When I was in college and broke (which was often the case) and couldn't afford "real" food, I'd make potato curry. A big pot of curry could be made for less than 25 cents with a few potatoes, a 10-cent pouch of curry powder, and what ever bits of not-yet-rotten food we could find in the fridge.

My specialty was "delayed reaction" curry.

I'd convince a victim who had heard that curry was very hot that mine was easy to eat. He'd try a spoonful without burning himself, and then go back for a second spoonfull.

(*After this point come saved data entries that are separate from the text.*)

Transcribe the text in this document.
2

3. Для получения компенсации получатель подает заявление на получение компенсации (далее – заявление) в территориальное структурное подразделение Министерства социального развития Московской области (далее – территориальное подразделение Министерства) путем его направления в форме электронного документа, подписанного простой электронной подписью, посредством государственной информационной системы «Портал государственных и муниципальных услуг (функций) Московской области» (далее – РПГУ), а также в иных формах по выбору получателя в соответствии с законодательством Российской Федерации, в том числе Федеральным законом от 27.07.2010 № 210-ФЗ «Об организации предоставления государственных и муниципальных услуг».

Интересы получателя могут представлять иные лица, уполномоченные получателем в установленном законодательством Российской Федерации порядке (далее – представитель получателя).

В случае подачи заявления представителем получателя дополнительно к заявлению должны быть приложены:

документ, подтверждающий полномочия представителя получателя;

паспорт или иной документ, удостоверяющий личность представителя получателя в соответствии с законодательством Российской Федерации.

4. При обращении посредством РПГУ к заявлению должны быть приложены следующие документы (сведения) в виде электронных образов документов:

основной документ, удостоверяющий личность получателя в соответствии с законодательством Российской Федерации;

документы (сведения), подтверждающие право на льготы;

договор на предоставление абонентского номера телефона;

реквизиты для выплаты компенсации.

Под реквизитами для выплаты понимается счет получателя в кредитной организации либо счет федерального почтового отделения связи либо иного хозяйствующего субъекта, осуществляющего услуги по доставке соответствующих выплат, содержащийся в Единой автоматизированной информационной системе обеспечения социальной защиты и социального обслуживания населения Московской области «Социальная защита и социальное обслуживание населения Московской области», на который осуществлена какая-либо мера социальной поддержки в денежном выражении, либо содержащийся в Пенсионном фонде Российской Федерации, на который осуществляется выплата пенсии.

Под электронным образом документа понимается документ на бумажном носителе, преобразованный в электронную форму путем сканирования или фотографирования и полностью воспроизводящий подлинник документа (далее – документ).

Just as the second spoonful was entering his mouth, the first batch would ignite, incinerating his esophagus -- and it was then too late to halt the second load.

Michael N. Marcus
-- president of the Independent Self-Publishers Alliance, http://www.independentselfpublishers.org
-- author of "Become a Real Self-Publisher: Don’t be a Victim of a Vanity Press," http://www.amazon.com/dp/0981661742
-- author of "Stories I'd Tell My Children (but maybe not until they're adults)," coming 4/1/10. http://www.silversandsbooks.com/storiesbookinfo.html
-- http://BookMakingBlog.blogspot.com
-- http://www.SilverSandsBooks.com

Al said...

Hi Michael,
Thanks for visiting!
Sounds like your curry was deadly!
If ever you serve up I'll have to be cautious.
Mind yoy I do love a hot curry.
Usually I have to tone mine down a bit in deference to my other half's non-leather palate.